I'm pretty sure you have to get those bushings pressed in by a shop.
I just went to a junkyard and got 2 control arms for $35.


----------



## samk (Feb 26, 2003)

there's an alternative also.


----------



## holy200sx (Jan 8, 2003)

wierd, it says they have b14 bushings availble for the controll arms.. even wes says so.. but i cant seem to find them anywhere.. can someone send me a link to it?

thanks


----------



## Guest (Jul 25, 2003)

Still looking for bushings. I had the local yard remove a couple of lower arms. They turned out to be as bad as mine.(also,they wanted $90 for the two


----------



## BEJAY1 (Jul 10, 2002)

Found this info on maxima.org. Hope it helps.

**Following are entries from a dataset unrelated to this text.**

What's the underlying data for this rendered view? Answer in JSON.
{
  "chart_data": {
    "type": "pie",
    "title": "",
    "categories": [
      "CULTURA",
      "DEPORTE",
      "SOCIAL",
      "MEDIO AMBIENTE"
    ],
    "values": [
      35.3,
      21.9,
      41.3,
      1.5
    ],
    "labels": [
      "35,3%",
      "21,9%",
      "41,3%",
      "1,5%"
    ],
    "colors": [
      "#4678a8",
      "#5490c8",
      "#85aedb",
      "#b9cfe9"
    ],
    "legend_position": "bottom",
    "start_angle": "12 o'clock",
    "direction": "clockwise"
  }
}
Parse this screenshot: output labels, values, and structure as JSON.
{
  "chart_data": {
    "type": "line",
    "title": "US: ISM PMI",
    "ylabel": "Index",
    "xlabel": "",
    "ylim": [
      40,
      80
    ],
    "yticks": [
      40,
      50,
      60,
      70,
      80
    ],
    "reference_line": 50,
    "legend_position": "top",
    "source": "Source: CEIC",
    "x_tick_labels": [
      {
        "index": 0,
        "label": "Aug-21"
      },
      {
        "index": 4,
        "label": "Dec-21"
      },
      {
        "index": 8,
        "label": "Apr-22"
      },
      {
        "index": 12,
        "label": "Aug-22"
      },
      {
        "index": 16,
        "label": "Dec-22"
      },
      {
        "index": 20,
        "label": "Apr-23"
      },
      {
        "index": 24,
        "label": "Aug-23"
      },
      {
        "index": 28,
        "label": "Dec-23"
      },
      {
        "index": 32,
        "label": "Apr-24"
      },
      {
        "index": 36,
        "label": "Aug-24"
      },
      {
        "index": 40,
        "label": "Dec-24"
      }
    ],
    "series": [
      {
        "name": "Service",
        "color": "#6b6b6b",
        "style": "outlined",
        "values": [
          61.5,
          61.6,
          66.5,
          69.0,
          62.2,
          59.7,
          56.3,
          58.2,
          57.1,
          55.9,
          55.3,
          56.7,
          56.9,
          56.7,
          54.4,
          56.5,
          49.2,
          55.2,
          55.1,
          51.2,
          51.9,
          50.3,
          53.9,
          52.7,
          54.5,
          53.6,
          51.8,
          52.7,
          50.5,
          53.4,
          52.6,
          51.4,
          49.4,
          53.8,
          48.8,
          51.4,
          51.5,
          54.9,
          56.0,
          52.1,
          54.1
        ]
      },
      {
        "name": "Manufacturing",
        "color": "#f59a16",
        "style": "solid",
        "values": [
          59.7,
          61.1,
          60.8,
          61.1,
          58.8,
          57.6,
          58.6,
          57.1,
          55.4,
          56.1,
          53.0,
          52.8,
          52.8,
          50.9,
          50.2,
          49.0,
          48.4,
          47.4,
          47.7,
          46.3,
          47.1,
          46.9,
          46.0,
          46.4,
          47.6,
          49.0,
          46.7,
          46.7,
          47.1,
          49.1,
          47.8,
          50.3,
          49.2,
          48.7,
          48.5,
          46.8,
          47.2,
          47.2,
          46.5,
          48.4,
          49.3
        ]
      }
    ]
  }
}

http://www.4dsc.com/articles/suspension/control_arm_bushing/control_arm_bushing.shtml 

http://forums.maxima.org/showthread.php?threadid=226066&highlight=control+and+bushing


----------



## ReVerm (Jan 13, 2003)

Haha. Christ, that reminds me of the crap we did in high school chemistry to get the equipment unstuck before the teacher caught us.


----------



## Galimba1 (Aug 16, 2002)

BEJAY1 said:


> *Found this info on maxima.org. Hope it helps.
> 
> http://www.4dsc.com/articles/suspension/control_arm_bushing/control_arm_bushing.shtml
> 
> http://forums.maxima.org/showthread.php?threadid=226066&highlight=control+and+bushing *


Wow, cool. This is just what I needed. I just replaced my lower control arm front bushings with those instructions, they were golden. Now I just have to get to the rear bushings, and my front end is fixed.


----------